In attesa che siano sciolti i nodi relativi alle attività ancora presenti sull’area di proprietà della famiglia Derizio e che dovrebbero quindi trovare una nuova collocazione, il rettore ha confermato che l’area del futuro campus dovrà ospitare, di fatto, anche gli studenti iscritti ai corsi di laurea del Dipartimento di giurisprudenza, scienze politiche, economiche e sociali (Digspes). L’affermazione non è stata diretta, però la conclusione sembrerebbe evidente. «Il campus – ha detto Avanzi – sorgerà a due passi dal Disit, vicino all’ospedale di Alessandria e all’area su cui verrà realizzato il nuovo nosocomio (è quella dell’aeroporto, però la partita urbanistica non è nemmeno iniziata e non lo sarà finché non verrà individuata in modo ufficiale la zona dove trasferirlo, ndr). Dovrà essere in grado di ospitare gli studenti, considerando che gli spazi attualmente utilizzati per la didattica di Medicina all’interno della sede alessandrina del Politecnico di Torino (è ospitata in aule in cui costo di ristrutturazione milionario è stato interamente sostenuto dal ‘Poli’, ndr) saranno insufficienti per i corsi di medicina e infermieristica». Poi c’è Palazzo Borsalino che deve fare i conti con alti costi di gestione e manutenzione, come viene ripetutamente affermato, e che «non è in grado di ospitare la biblioteca e gli studenti, che pensiamo di aumentare con i corsi».

Due riflessioni a margine. Se appare chiara la strategia di sviluppo dell’ateneo sul fronte della sostenibilità (nuovi centri interdipartimentali, corsi di laurea, un dipartimento altamente innovativo) – vede il cuore pulsante a Vercelli dove l’amministrazione locale ha garantito tempi rapidi e certi per la ristrutturazione dell’area dietro alla stazione ferroviaria che ospiterà le nuove attività – che coinvolgerà sicuramente la sede alessandrina dell’ateneo, è meno evidente, almeno per ora, il reale impatto del flusso degli studenti.
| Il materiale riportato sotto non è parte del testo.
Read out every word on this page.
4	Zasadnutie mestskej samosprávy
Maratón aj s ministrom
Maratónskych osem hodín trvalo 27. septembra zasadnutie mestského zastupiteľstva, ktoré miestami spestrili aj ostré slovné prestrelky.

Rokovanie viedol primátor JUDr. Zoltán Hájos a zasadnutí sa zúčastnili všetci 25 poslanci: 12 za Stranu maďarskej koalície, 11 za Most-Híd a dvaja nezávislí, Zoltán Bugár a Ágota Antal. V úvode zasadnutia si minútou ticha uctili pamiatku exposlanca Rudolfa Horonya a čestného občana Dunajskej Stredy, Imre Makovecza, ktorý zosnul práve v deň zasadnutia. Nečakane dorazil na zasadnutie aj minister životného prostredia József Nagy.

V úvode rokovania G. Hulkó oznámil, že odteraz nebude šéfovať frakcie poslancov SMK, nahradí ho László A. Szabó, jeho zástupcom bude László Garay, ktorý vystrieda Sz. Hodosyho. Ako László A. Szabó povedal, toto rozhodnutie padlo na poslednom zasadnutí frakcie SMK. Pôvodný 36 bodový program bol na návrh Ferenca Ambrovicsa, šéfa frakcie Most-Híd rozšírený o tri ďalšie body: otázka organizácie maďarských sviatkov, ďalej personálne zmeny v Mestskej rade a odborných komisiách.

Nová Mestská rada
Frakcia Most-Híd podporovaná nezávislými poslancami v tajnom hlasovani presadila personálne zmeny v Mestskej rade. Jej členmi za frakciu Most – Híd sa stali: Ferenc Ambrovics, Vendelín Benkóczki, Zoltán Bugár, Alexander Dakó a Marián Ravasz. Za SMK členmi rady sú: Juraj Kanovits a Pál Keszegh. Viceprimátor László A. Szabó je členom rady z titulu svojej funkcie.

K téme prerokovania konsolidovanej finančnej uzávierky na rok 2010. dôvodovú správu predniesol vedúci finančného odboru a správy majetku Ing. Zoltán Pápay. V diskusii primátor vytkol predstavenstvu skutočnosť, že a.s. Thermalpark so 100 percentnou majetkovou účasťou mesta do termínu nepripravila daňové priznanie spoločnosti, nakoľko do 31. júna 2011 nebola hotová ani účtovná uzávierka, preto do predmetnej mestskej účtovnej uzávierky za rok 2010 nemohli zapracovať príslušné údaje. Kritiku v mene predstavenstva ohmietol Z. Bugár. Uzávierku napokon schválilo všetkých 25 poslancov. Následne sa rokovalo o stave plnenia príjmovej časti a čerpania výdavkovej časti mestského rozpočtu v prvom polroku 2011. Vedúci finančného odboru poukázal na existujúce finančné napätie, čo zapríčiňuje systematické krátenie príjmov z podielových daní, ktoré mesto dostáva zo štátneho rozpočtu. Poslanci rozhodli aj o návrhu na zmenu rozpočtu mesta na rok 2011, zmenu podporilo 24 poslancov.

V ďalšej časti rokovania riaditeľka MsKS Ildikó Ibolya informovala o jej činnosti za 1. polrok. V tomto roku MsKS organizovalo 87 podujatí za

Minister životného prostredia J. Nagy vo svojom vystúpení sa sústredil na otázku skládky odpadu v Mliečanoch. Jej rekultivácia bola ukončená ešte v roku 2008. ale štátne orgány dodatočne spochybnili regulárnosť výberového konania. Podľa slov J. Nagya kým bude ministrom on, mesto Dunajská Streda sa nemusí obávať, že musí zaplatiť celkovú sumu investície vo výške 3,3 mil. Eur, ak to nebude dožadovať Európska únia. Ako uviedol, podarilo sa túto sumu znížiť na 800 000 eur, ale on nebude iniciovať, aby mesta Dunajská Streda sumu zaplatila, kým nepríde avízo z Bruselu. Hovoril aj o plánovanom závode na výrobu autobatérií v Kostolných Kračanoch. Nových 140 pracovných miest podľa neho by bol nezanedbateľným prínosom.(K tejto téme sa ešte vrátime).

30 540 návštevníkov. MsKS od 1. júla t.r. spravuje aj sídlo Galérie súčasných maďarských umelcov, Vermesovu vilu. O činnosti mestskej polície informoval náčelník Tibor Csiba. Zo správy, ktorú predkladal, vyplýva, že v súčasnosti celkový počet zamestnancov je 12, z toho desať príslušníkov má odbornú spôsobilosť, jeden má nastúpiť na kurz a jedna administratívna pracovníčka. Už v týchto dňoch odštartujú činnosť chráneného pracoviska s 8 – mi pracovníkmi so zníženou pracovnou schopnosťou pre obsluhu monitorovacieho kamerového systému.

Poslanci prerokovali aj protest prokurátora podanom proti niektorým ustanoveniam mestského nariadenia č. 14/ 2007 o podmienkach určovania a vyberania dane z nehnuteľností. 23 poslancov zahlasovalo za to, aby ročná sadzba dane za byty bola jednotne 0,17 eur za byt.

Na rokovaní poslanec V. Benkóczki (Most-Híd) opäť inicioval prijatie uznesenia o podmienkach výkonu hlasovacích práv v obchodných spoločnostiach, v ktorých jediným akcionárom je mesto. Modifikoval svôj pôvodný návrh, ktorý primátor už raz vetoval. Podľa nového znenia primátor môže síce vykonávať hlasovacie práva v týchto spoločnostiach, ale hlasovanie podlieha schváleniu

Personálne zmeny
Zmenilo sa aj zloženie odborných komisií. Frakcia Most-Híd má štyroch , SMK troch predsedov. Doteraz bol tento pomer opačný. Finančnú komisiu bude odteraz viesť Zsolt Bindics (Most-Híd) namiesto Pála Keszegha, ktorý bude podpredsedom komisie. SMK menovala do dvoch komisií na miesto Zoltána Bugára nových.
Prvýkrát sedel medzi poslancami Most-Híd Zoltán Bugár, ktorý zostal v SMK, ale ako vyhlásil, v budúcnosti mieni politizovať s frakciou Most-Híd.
Il Disit, dipartimento che appare come trainante, conta, come ha detto il direttore Leonardo Marchese, circa 3.500 studenti, che però sono distribuiti nella sede di Alessandria e in quella di Vercelli, dove la prima conta 1.600 e la seconda 1.800 studenti. Se l’interscambio fra le sedi aumenterà, in relazione allo sviluppo dei corsi ospitati a Vercelli che interagiscono con Novara e Alessandria, di quanto potranno aumentare gli studenti? Allo stato dell’arte, come ha spiegato Roberto Barbato, prorettore, i poli vercellese e novarese sono in netta crescita, mentre Alessandria appare stabile.
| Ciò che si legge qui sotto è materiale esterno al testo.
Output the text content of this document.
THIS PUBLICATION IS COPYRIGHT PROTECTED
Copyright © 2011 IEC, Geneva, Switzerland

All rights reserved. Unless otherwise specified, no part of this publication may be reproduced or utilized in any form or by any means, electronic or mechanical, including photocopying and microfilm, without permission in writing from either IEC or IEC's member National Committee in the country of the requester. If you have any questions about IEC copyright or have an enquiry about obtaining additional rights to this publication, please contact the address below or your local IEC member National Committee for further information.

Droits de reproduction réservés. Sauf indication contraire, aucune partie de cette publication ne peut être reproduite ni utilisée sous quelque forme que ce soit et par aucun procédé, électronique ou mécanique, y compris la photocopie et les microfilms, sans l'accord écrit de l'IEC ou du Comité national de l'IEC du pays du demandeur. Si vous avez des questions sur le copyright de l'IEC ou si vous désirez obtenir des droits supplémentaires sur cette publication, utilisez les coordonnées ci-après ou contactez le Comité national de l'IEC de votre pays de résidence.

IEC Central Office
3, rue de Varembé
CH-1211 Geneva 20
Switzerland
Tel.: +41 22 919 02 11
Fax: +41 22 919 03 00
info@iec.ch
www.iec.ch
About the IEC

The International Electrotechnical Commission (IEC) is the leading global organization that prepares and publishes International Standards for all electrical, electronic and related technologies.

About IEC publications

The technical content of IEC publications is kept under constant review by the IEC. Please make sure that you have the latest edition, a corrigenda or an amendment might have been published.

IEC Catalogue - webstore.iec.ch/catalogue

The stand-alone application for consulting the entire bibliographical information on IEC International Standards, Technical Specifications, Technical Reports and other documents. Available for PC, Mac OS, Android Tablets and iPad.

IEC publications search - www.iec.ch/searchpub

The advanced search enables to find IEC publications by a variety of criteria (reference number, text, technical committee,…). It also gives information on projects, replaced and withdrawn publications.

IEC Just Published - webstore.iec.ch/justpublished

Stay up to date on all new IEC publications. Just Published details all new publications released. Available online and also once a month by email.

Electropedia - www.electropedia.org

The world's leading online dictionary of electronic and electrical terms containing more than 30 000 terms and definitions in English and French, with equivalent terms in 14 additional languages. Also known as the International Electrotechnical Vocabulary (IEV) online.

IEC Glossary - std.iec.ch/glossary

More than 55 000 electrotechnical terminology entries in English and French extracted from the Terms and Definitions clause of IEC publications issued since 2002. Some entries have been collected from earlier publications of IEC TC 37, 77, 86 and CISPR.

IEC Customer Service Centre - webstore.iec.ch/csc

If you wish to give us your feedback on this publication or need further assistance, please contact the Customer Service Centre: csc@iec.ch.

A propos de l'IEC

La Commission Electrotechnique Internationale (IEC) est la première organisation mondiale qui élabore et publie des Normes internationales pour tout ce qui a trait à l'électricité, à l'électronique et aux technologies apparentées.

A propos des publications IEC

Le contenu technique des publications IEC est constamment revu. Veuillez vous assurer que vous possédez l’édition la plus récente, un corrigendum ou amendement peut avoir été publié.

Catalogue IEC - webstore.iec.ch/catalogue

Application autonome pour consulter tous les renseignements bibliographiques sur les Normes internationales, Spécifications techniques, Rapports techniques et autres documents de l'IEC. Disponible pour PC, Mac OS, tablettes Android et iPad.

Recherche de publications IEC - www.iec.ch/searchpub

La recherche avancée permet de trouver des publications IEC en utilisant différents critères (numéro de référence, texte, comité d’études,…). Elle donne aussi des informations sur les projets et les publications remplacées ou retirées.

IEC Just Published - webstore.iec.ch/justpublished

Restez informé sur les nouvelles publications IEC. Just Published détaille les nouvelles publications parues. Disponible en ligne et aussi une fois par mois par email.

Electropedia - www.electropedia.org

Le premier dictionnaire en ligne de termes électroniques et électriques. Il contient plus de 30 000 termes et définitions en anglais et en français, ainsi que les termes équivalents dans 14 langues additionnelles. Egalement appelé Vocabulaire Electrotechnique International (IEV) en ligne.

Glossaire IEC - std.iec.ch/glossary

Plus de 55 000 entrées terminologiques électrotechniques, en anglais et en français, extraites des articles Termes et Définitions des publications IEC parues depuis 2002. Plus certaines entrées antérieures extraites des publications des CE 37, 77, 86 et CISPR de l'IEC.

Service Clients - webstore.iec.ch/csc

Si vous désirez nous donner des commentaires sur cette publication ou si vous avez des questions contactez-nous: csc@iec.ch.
Poi c’è la questione del contenitore. Se in futuro Palazzo Borsalino (in cui peraltro sono in corso lavori da centinaia di migliaia di euro per nuove aule e l’aula magna che sarà pronta forse entro la fine di questo anno accademico) verrà abbandonato dall’ateneo, che fine farà? Il Comune di Alessandria si è posto il problema? La progettazione di una nuova destinazione d’uso non si può affatto improvvisare.
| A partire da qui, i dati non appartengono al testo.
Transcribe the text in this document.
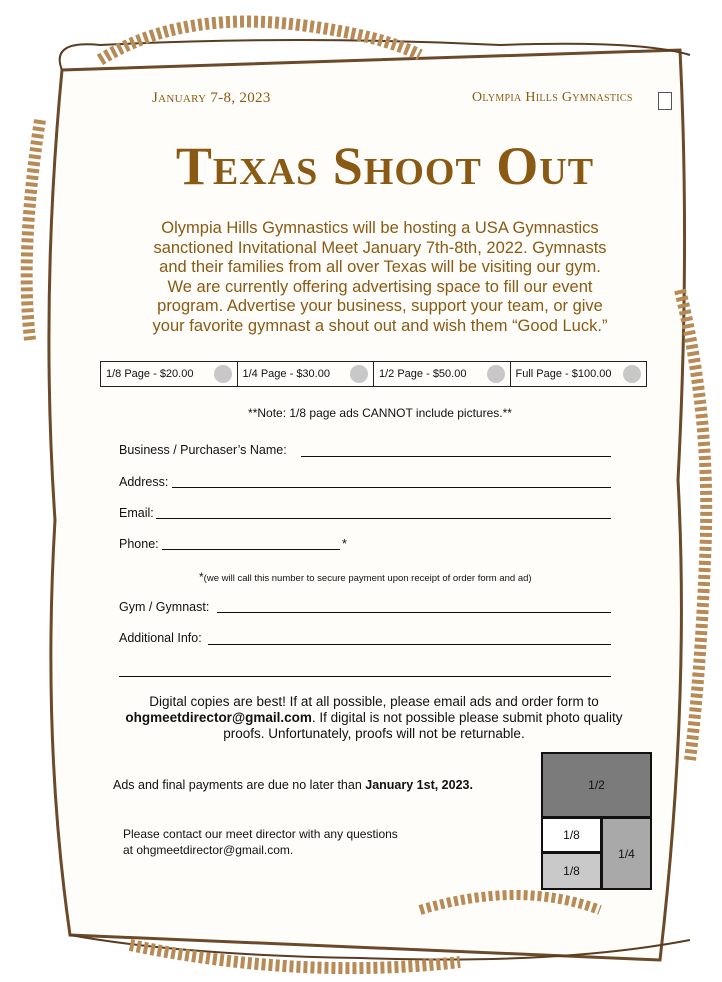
January 7-8, 2023	Olympia Hills Gymnastics
Texas Shoot Out
Olympia Hills Gymnastics will be hosting a USA Gymnastics
sanctioned Invitational Meet January 7th-8th, 2022. Gymnasts
and their families from all over Texas will be visiting our gym.
We are currently offering advertising space to fill our event
program. Advertise your business, support your team, or give
your favorite gymnast a shout out and wish them “Good Luck.”
1/8 Page - $20.00	1/4 Page - $30.00	1/2 Page - $50.00	Full Page - $100.00
**Note: 1/8 page ads CANNOT include pictures.**
Business / Purchaser’s Name:
Address:
Email:
Phone:	*
*(we will call this number to secure payment upon receipt of order form and ad)
Gym / Gymnast:
Additional Info:
Digital copies are best! If at all possible, please email ads and order form to
ohgmeetdirector@gmail.com. If digital is not possible please submit photo quality
proofs. Unfortunately, proofs will not be returnable.
Ads and final payments are due no later than January 1st, 2023.
Please contact our meet director with any questions
at ohgmeetdirector@gmail.com.
1/2
1/8
1/8
1/4
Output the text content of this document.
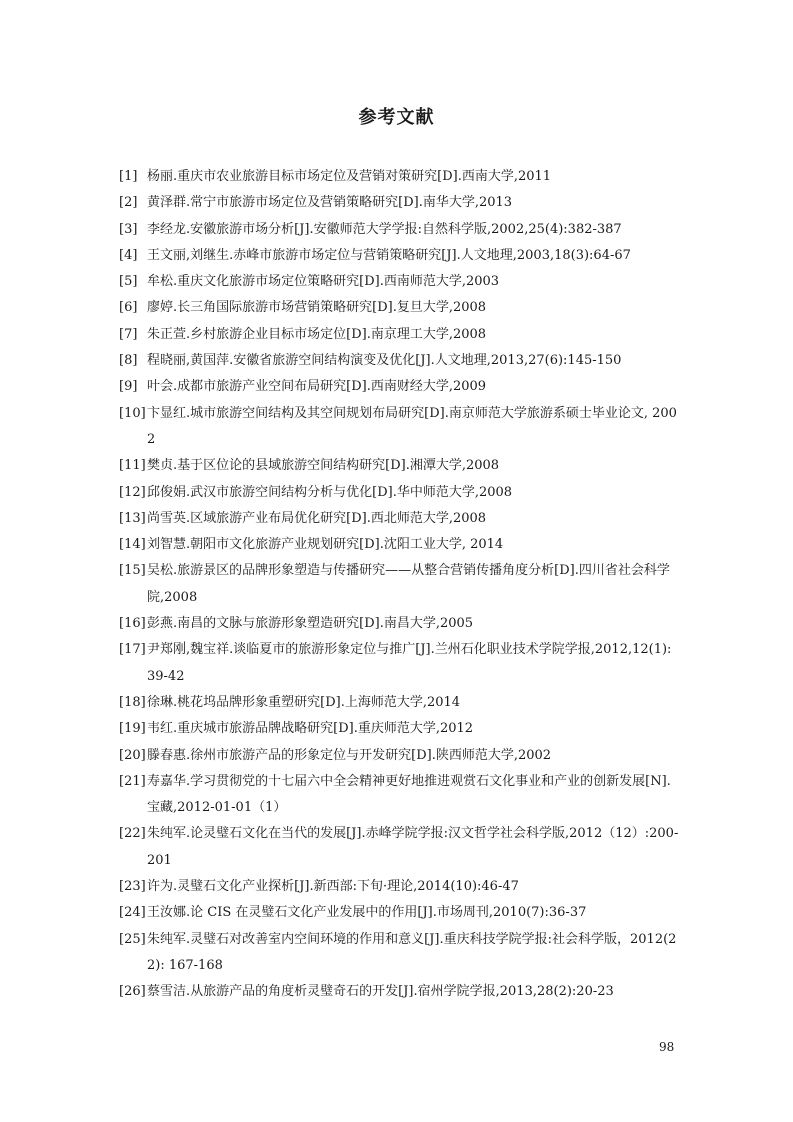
参考文献
[1] 杨丽.重庆市农业旅游目标市场定位及营销对策研究[D].西南大学,2011
[2] 黄泽群.常宁市旅游市场定位及营销策略研究[D].南华大学,2013
[3] 李经龙.安徽旅游市场分析[J].安徽师范大学学报:自然科学版,2002,25(4):382-387
[4] 王文丽,刘继生.赤峰市旅游市场定位与营销策略研究[J].人文地理,2003,18(3):64-67
[5] 牟松.重庆文化旅游市场定位策略研究[D].西南师范大学,2003
[6] 廖婷.长三角国际旅游市场营销策略研究[D].复旦大学,2008
[7] 朱正萱.乡村旅游企业目标市场定位[D].南京理工大学,2008
[8] 程晓丽,黄国萍.安徽省旅游空间结构演变及优化[J].人文地理,2013,27(6):145-150
[9] 叶会.成都市旅游产业空间布局研究[D].西南财经大学,2009
[10] 卞显红.城市旅游空间结构及其空间规划布局研究[D].南京师范大学旅游系硕士毕业论文, 2002
[11] 樊贞.基于区位论的县域旅游空间结构研究[D].湘潭大学,2008
[12] 邱俊娟.武汉市旅游空间结构分析与优化[D].华中师范大学,2008
[13] 尚雪英.区域旅游产业布局优化研究[D].西北师范大学,2008
[14] 刘智慧.朝阳市文化旅游产业规划研究[D].沈阳工业大学, 2014
[15] 吴松.旅游景区的品牌形象塑造与传播研究——从整合营销传播角度分析[D].四川省社会科学院,2008
[16] 彭燕.南昌的文脉与旅游形象塑造研究[D].南昌大学,2005
[17] 尹郑刚,魏宝祥.谈临夏市的旅游形象定位与推广[J].兰州石化职业技术学院学报,2012,12(1):39-42
[18] 徐琳.桃花坞品牌形象重塑研究[D].上海师范大学,2014
[19] 韦红.重庆城市旅游品牌战略研究[D].重庆师范大学,2012
[20] 滕春惠.徐州市旅游产品的形象定位与开发研究[D].陕西师范大学,2002
[21] 寿嘉华.学习贯彻党的十七届六中全会精神更好地推进观赏石文化事业和产业的创新发展[N].宝藏,2012-01-01（1）
[22] 朱纯军.论灵璧石文化在当代的发展[J].赤峰学院学报:汉文哲学社会科学版,2012（12）:200-201
[23] 许为.灵璧石文化产业探析[J].新西部:下旬·理论,2014(10):46-47
[24] 王汝娜.论 CIS 在灵璧石文化产业发展中的作用[J].市场周刊,2010(7):36-37
[25] 朱纯军.灵璧石对改善室内空间环境的作用和意义[J].重庆科技学院学报:社会科学版，2012(22): 167-168
[26] 蔡雪洁.从旅游产品的角度析灵璧奇石的开发[J].宿州学院学报,2013,28(2):20-23

98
Infine Giancarlo Avanzi ha concluso l’intervento, registrato, confermando l’impegno dell’Upo sul fronte dell’azienda ospedaliera di Alessandria «in vista della trasformazione in azienda ospedaliera universitaria, oltre che del riconoscimento di Irccs (Istituto di ricovero e cura a carattere scientifico)». La decisione ultima in realtà spetta alla Regione, che ha la competenza in campo sanitario.